At any time, thirty to fifty Texas State University students are working on OpID-related projects. Undergrads to doctoral students find a place in the endeavor, a point of pride for Spradley, who intentionally provides opportunities for applied forensic anthropological fieldwork.
“It’s not possible to do this without students,” Spradley says. “And because we have a lot of diversity at Texas State, there’s often students from the Rio Grande Valley who I take with me. This work is very meaningful for them and provides a service in their own backyards. I would like someone from this area to replace me someday.”
Currently, without the OpID team, there’s nobody to investigate the identity of these deaths. “There is no direct perpetrator of a crime involved in these deaths, so once they are buried, there is no further investigation,” Spradley says. “Law enforcement isn’t going to do it. Law enforcement from other countries isn’t going to do it. So for these particular long-term dead, if we weren’t doing it, nobody would be doing it.”

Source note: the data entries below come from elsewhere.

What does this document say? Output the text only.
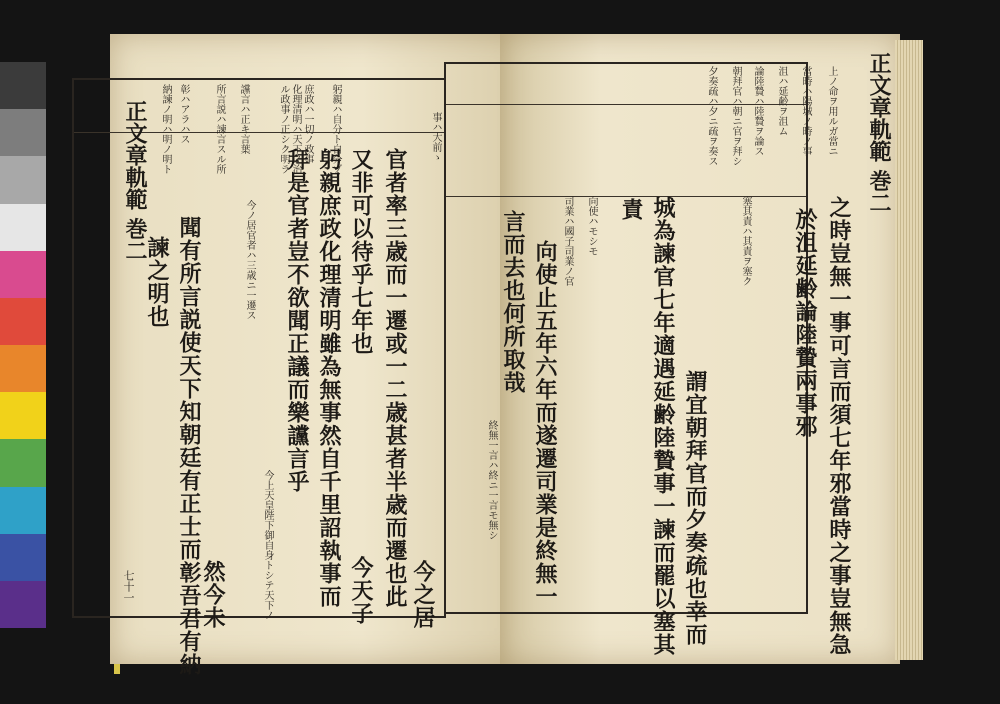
正文章軌範 巻二
七十一	今之居
官者率三歳而一遷或一二歳甚者半歳而遷也此
又非可以待乎七年也
今天子
躬親庶政化理清明雖為無事然自千里詔執事而
拜是官者豈不欲聞正議而樂讜言乎
然今未
聞有所言説使天下知朝廷有正士而彰吾君有納
諫之明也
事ハ大前ゝ
躬親ハ自分ト自分ゾ
庶政ハ一切ノ政事
化理清明ハ天下ノ治
ル政事ノ正シク明ラ
讜言ハ正キ言葉
所言説ハ諫言スル所
彰ハアラハス
納諫ノ明ハ明ノ明ト
今ノ居官者ハ三歳ニ一遷ス
今上天皇陛下御自身トシテ天下ノ
正文章軌範 巻二
之時豈無一事可言而須七年邪當時之事豈無急
於沮延齢論陸贄兩事邪
謂宜朝拜官而夕奏疏也幸而
城為諫官七年適遇延齢陸贄事一諫而罷以塞其
責
向使止五年六年而遂遷司業是終無一
言而去也何所取哉
上ノ命ヲ用ルガ當ニ
當時ハ陽城ノ時ノ事
沮ハ延齢ヲ沮ム
論陸贄ハ陸贄ヲ論ス
朝拜官ハ朝ニ官ヲ拜シ
夕奏疏ハ夕ニ疏ヲ奏ス
塞其責ハ其責ヲ塞ク
向使ハモシモ
司業ハ國子司業ノ官
終無一言ハ終ニ一言モ無シ
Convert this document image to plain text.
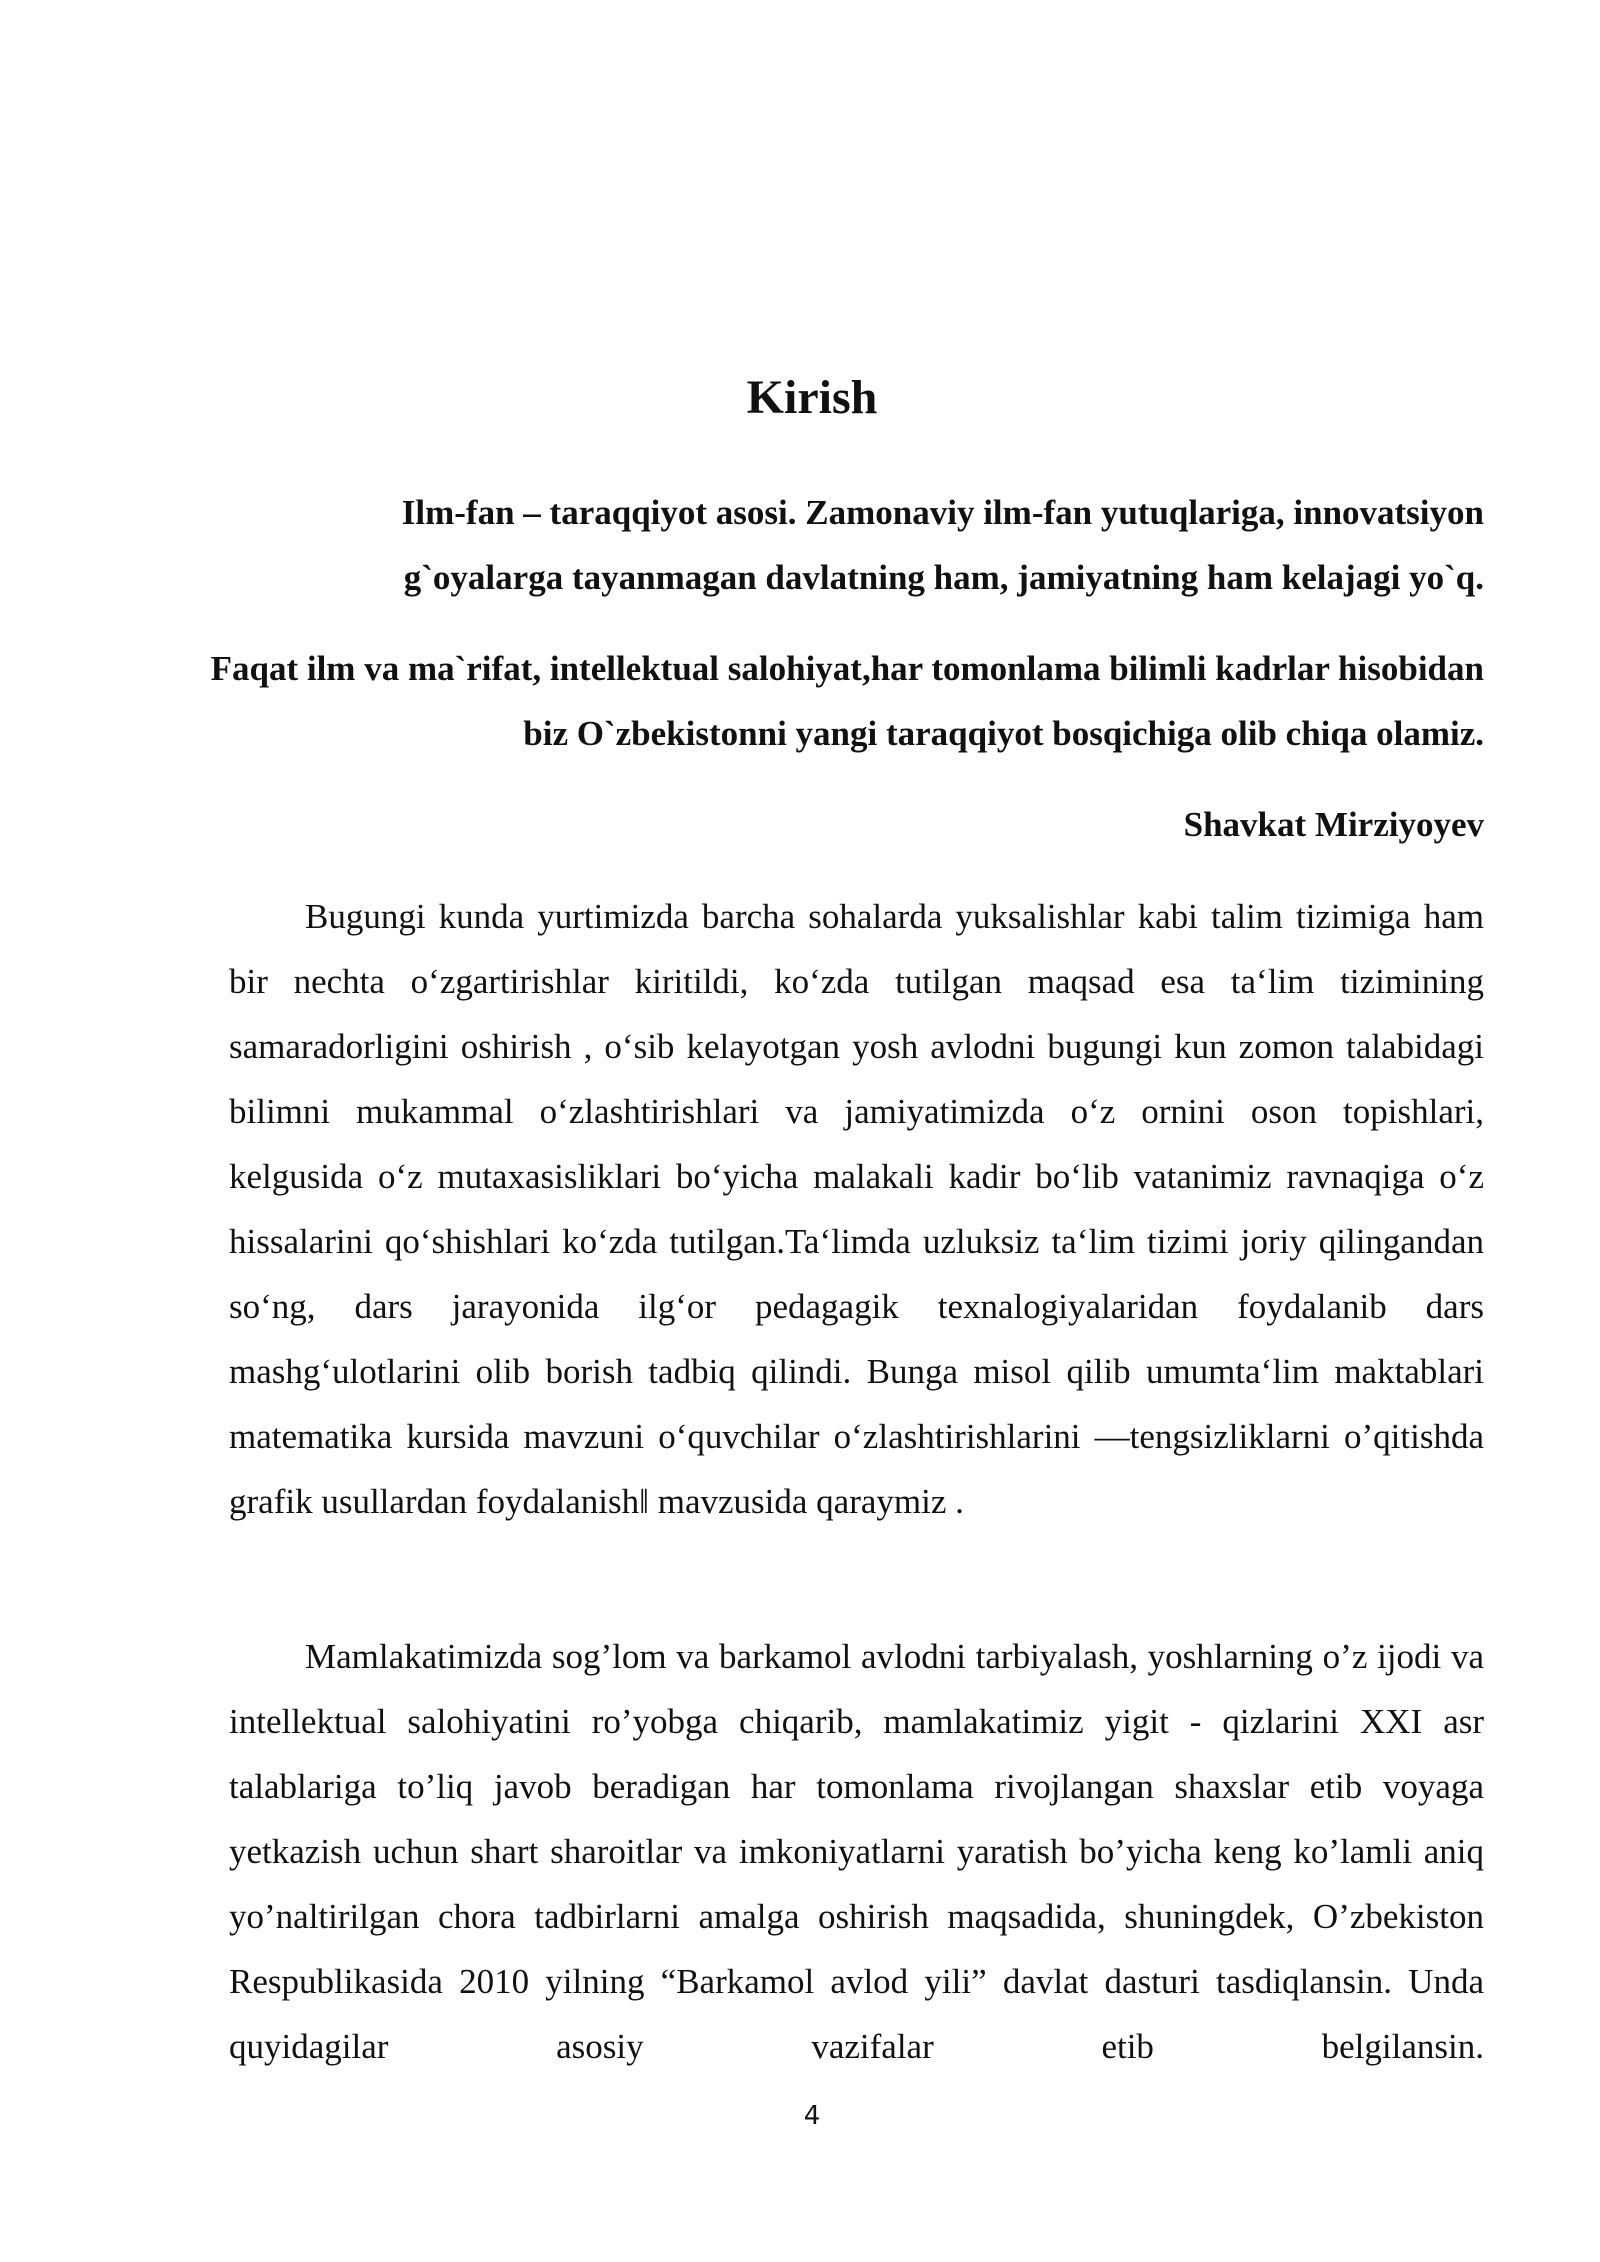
Kirish
Ilm-fan – taraqqiyot asosi. Zamonaviy ilm-fan yutuqlariga, innovatsiyon g`oyalarga tayanmagan davlatning ham, jamiyatning ham kelajagi yo`q.
Faqat ilm va ma`rifat, intellektual salohiyat,har tomonlama bilimli kadrlar hisobidan biz O`zbekistonni yangi taraqqiyot bosqichiga olib chiqa olamiz.
Shavkat Mirziyoyev

Bugungi kunda yurtimizda barcha sohalarda yuksalishlar kabi talim tizimiga ham bir nechta o‘zgartirishlar kiritildi, ko‘zda tutilgan maqsad esa ta‘lim tizimining samaradorligini oshirish , o‘sib kelayotgan yosh avlodni bugungi kun zomon talabidagi bilimni mukammal o‘zlashtirishlari va jamiyatimizda o‘z ornini oson topishlari, kelgusida o‘z mutaxasisliklari bo‘yicha malakali kadir bo‘lib vatanimiz ravnaqiga o‘z hissalarini qo‘shishlari ko‘zda tutilgan.Ta‘limda uzluksiz ta‘lim tizimi joriy qilingandan so‘ng, dars jarayonida ilg‘or pedagagik texnalogiyalaridan foydalanib dars mashg‘ulotlarini olib borish tadbiq qilindi. Bunga misol qilib umumta‘lim maktablari matematika kursida mavzuni o‘quvchilar o‘zlashtirishlarini ―tengsizliklarni o’qitishda grafik usullardan foydalanish‖ mavzusida qaraymiz .

Mamlakatimizda sog’lom va barkamol avlodni tarbiyalash, yoshlarning o’z ijodi va intellektual salohiyatini ro’yobga chiqarib, mamlakatimiz yigit - qizlarini XXI asr talablariga to’liq javob beradigan har tomonlama rivojlangan shaxslar etib voyaga yetkazish uchun shart sharoitlar va imkoniyatlarni yaratish bo’yicha keng ko’lamli aniq yo’naltirilgan chora tadbirlarni amalga oshirish maqsadida, shuningdek, O’zbekiston Respublikasida 2010 yilning “Barkamol avlod yili” davlat dasturi tasdiqlansin. Unda quyidagilar asosiy vazifalar etib belgilansin.

4
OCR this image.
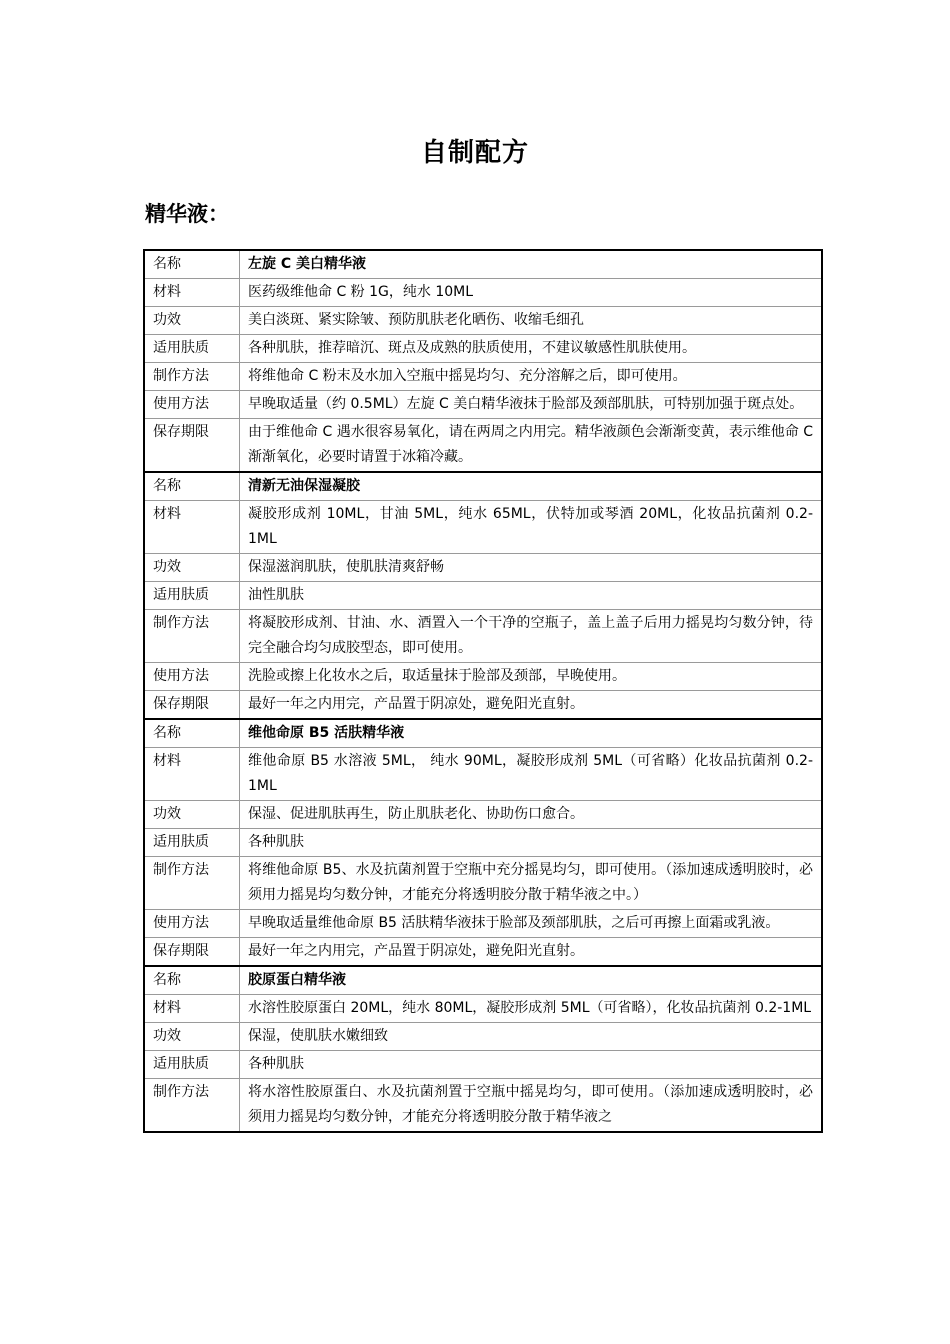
自制配方
精华液：
名称	左旋 C 美白精华液
材料	医药级维他命 C 粉 1G，纯水 10ML
功效	美白淡斑、紧实除皱、预防肌肤老化晒伤、收缩毛细孔
适用肤质	各种肌肤，推荐暗沉、斑点及成熟的肤质使用，不建议敏感性肌肤使用。
制作方法	将维他命 C 粉末及水加入空瓶中摇晃均匀、充分溶解之后，即可使用。
使用方法	早晚取适量（约 0.5ML）左旋 C 美白精华液抹于脸部及颈部肌肤，可特别加强于斑点处。
保存期限	由于维他命 C 遇水很容易氧化，请在两周之内用完。精华液颜色会渐渐变黄，表示维他命 C 渐渐氧化，必要时请置于冰箱冷藏。
名称	清新无油保湿凝胶
材料	凝胶形成剂 10ML，甘油 5ML，纯水 65ML，伏特加或琴酒 20ML，化妆品抗菌剂 0.2-1ML
功效	保湿滋润肌肤，使肌肤清爽舒畅
适用肤质	油性肌肤
制作方法	将凝胶形成剂、甘油、水、酒置入一个干净的空瓶子，盖上盖子后用力摇晃均匀数分钟，待完全融合均匀成胶型态，即可使用。
使用方法	洗脸或擦上化妆水之后，取适量抹于脸部及颈部，早晚使用。
保存期限	最好一年之内用完，产品置于阴凉处，避免阳光直射。
名称	维他命原 B5 活肤精华液
材料	维他命原 B5 水溶液 5ML， 纯水 90ML，凝胶形成剂 5ML（可省略）化妆品抗菌剂 0.2-1ML
功效	保湿、促进肌肤再生，防止肌肤老化、协助伤口愈合。
适用肤质	各种肌肤
制作方法	将维他命原 B5、水及抗菌剂置于空瓶中充分摇晃均匀，即可使用。（添加速成透明胶时，必须用力摇晃均匀数分钟，才能充分将透明胶分散于精华液之中。）
使用方法	早晚取适量维他命原 B5 活肤精华液抹于脸部及颈部肌肤，之后可再擦上面霜或乳液。
保存期限	最好一年之内用完，产品置于阴凉处，避免阳光直射。
名称	胶原蛋白精华液
材料	水溶性胶原蛋白 20ML，纯水 80ML，凝胶形成剂 5ML（可省略），化妆品抗菌剂 0.2-1ML
功效	保湿，使肌肤水嫩细致
适用肤质	各种肌肤
制作方法	将水溶性胶原蛋白、水及抗菌剂置于空瓶中摇晃均匀，即可使用。（添加速成透明胶时，必须用力摇晃均匀数分钟，才能充分将透明胶分散于精华液之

In the process, Spradley has exposed systemic flaws in migrant policy, state law, and criminal justice that ignore the United States’ ongoing mass disaster that started in 1994. That’s when the federal migration policy “Prevention Through Deterrence” began funneling migrants through deadly territory in Texas in an attempt to dissuade people from trying to enter the U.S. But the fatal terrain didn’t stop individuals seeking to escape political unrest, gang violence, and extreme poverty, or to simply reunite with their families. Now Texas’s migrant death toll leads the nation.